Technically, Rashomon did not have a Rashomon plot. As in, the plot is not the way we think of it. The way it is parodied and played on, over and over again, in multiple shows. Still, that sort of “people remember things in different ways” plot is a staple of kids’ programming, at least in the US. Oh, not just kids’ programming—one of the best episodes of The X-Files uses the same structure for its first half. (Hello, early Luke Wilson role!) But there are a handful of classic movies that are riffed on all the time by kids’ shows, even when I’m not entirely convinced the showrunners are deliberately intended for parents to watch as well.

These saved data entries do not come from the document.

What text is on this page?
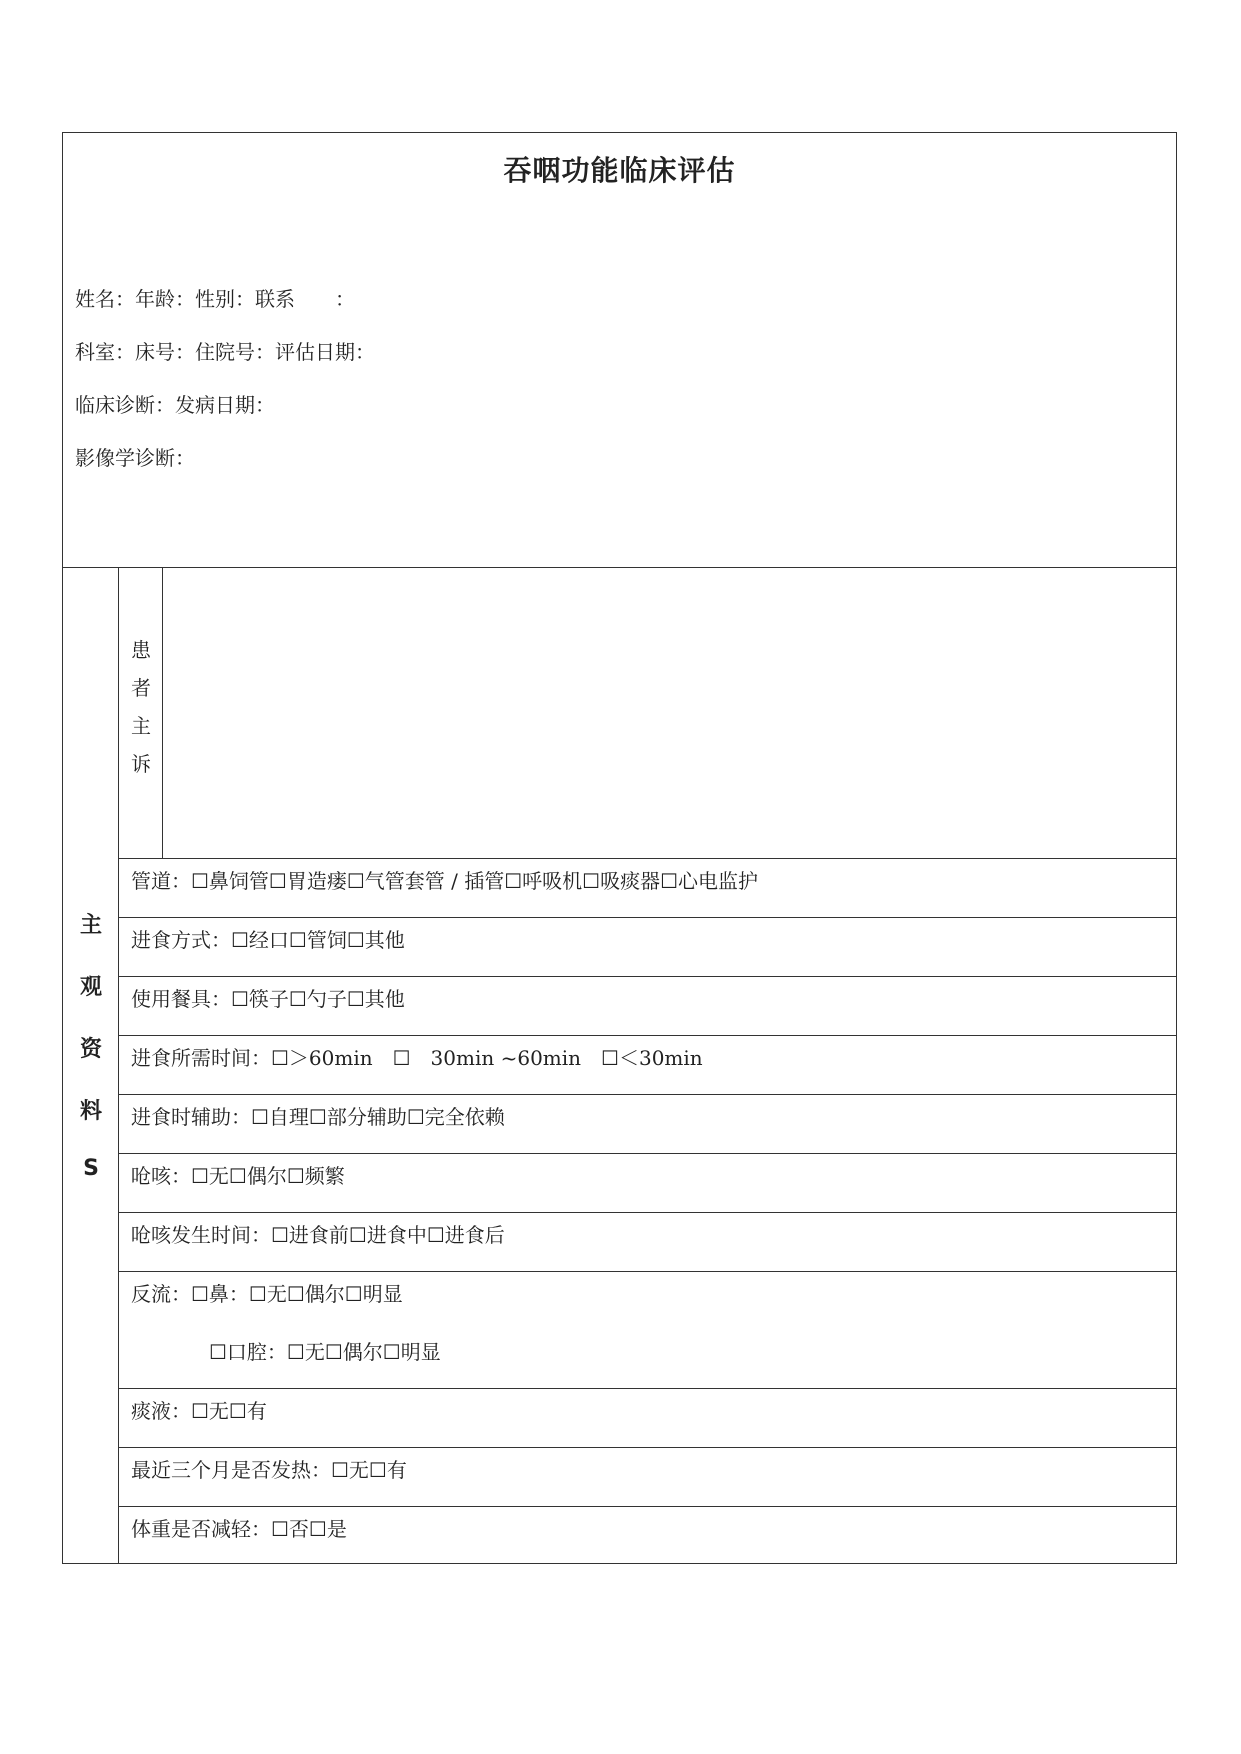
吞咽功能临床评估
姓名：年龄：性别：联系　　：
科室：床号：住院号：评估日期：
临床诊断：发病日期：
影像学诊断：
主
观
资
料
S
患
者
主
诉
管道：☐鼻饲管☐胃造瘘☐气管套管 / 插管☐呼吸机☐吸痰器☐心电监护
进食方式：☐经口☐管饲☐其他
使用餐具：☐筷子☐勺子☐其他
进食所需时间：☐＞60min　☐　30min ~60min　☐＜30min
进食时辅助：☐自理☐部分辅助☐完全依赖
呛咳：☐无☐偶尔☐频繁
呛咳发生时间：☐进食前☐进食中☐进食后
反流：☐鼻：☐无☐偶尔☐明显
☐口腔：☐无☐偶尔☐明显
痰液：☐无☐有
最近三个月是否发热：☐无☐有
体重是否减轻：☐否☐是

I mean, that’s what’s going on with Sesame Street. When you see Cookie Monster enter the remote town of Twin Beaks, it’s not because the show expects kids to be all-in on David Lynch. No more were they expecting kids my age to like I, Claudius and appreciate a good joke based on it. That was for our parents. And of course those are explicit parodies, not just “we’re going to go with this plot.” But there are a few movies that do show up a lot, either as parody or as inspiration.

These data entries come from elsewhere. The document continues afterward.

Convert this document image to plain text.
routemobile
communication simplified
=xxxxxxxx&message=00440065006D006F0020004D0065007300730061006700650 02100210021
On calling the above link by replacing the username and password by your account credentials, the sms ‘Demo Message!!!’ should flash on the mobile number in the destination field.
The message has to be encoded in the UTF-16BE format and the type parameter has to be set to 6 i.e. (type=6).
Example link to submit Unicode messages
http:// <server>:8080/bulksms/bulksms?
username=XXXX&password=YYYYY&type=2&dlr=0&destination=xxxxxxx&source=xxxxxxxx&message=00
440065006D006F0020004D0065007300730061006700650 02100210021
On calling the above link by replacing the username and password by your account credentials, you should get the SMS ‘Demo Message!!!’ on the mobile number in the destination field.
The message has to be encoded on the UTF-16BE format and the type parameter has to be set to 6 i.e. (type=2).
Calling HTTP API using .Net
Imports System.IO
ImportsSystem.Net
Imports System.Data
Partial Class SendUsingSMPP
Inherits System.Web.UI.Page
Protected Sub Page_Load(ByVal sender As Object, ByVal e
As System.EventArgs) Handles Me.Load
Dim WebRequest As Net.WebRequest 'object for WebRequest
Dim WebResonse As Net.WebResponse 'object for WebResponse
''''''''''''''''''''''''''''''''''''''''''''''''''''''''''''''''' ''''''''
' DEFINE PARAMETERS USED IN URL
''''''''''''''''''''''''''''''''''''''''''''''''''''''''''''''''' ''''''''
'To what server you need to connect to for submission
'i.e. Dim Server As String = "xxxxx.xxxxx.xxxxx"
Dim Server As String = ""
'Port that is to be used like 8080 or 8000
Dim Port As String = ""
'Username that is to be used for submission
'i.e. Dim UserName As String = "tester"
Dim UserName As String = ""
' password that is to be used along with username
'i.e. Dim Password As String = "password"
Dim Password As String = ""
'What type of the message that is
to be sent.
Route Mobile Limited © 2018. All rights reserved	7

Of course, when people do a Rear Window, they aren’t always right. But several shows have done a variant on Rear Window, where the person ends up witnessing things because they can’t move from where they are. And I think every chunk of Tales From Arcadia had at least one Rashomon episode. (I’ve only watched through Wizards once, because it’s not very good.) People frequently run in front of things like Indy in Raiders of the Lost Ark. Several of his other action set pieces show up in shows.
Another popular thing in kids’ shows is genre conventions—if you aren’t doing noir, are you even doing a show? Even in shows where it doesn’t entirely make sense. There’s often a superhero episode, or at least references to superhero genre conventions. Horror movie tropes come into play when a kid is dealing with something they don’t like, even if it’s as innocuous as vegetables. A lot of shows deal in ’50s sci-fi. Or Star Trek. If kids are trying to escape from somewhere, it’s also in a parody of Escape From Alcatraz or The Great Escape or something.

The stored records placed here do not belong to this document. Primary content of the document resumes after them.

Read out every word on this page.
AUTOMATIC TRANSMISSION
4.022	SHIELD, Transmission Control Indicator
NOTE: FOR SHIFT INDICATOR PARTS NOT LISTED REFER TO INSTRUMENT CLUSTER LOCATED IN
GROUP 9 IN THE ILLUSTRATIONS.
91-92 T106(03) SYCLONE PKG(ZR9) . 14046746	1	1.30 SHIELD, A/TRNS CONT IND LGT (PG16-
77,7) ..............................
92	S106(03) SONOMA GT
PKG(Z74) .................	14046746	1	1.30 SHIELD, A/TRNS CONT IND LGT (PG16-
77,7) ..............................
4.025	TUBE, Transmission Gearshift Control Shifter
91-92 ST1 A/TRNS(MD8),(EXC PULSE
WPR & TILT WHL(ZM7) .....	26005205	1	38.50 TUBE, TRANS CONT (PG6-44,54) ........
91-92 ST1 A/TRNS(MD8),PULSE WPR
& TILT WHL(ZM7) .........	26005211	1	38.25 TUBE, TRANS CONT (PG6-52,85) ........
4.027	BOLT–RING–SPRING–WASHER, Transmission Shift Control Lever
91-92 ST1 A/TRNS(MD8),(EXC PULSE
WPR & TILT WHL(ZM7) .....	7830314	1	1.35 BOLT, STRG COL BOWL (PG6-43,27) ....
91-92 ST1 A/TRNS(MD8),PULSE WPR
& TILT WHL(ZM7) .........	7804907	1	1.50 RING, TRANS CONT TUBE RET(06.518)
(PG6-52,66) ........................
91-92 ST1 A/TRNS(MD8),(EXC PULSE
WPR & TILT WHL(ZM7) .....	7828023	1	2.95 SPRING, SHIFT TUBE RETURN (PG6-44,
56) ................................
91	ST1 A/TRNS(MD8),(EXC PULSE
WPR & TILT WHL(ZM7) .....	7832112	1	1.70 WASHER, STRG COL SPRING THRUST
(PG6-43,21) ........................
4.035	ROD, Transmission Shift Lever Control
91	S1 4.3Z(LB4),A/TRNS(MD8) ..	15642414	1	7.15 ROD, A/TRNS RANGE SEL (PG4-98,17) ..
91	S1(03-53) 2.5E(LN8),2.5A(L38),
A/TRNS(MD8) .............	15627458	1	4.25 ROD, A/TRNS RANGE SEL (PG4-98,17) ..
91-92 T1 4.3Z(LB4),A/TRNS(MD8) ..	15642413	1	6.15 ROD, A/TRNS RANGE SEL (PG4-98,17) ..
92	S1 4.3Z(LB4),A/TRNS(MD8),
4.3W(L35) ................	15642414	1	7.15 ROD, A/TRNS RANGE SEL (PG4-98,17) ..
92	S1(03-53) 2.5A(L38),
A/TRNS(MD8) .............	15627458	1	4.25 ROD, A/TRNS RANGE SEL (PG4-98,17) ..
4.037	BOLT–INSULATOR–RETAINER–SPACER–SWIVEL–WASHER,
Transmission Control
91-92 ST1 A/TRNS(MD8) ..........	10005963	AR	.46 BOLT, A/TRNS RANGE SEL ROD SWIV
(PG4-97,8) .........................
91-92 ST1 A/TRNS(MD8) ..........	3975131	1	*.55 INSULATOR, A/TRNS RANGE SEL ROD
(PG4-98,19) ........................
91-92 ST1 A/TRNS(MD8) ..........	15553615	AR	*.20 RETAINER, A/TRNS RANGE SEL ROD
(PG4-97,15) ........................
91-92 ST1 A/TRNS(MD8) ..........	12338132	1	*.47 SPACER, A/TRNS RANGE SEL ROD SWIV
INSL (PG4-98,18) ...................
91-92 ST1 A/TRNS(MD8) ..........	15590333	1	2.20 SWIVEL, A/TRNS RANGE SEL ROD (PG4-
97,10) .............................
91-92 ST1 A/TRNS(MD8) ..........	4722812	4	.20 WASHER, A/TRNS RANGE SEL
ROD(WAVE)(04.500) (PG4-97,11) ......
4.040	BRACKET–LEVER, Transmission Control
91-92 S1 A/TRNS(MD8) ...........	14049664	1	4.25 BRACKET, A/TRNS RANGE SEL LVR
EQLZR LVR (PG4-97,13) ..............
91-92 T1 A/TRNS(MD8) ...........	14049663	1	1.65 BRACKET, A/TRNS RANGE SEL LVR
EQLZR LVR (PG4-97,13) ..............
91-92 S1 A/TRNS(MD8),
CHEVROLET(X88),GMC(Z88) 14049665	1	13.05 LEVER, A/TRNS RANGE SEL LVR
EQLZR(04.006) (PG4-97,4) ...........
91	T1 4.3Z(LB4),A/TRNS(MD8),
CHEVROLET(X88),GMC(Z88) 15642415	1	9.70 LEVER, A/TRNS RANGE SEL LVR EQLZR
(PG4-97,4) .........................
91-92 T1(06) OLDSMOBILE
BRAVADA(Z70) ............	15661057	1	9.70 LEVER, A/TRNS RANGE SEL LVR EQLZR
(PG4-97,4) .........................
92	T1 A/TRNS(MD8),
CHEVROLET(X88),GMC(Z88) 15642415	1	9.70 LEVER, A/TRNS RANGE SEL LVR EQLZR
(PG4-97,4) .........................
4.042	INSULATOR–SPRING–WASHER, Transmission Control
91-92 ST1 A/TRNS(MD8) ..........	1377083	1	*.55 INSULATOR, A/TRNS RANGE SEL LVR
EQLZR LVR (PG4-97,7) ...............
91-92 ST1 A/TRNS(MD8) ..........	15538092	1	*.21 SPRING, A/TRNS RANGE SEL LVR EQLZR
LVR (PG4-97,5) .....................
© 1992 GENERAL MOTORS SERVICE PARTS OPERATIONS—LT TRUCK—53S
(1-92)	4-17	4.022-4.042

Oh, I’m sure these are mostly aimed at adults, or stoned college students, or something. But they also do the job of teaching kids about film and TV vocabulary. I’m not planning on showing my kids Who’s Afraid of Virginia Woolf any time soon, but when I do, they’ll recognize the interaction from the “taking care of an egg” episode of DC Super Hero Girls. (If you only watch one episode of the show, make it that one.) The way the Predator and the Terminator see the world will also be familiar to them should they get to either of those movies. And they are much more likely to get to Sam Spade in the near future, and he and the people around him in search of a certain statue of a bird will come as old friends.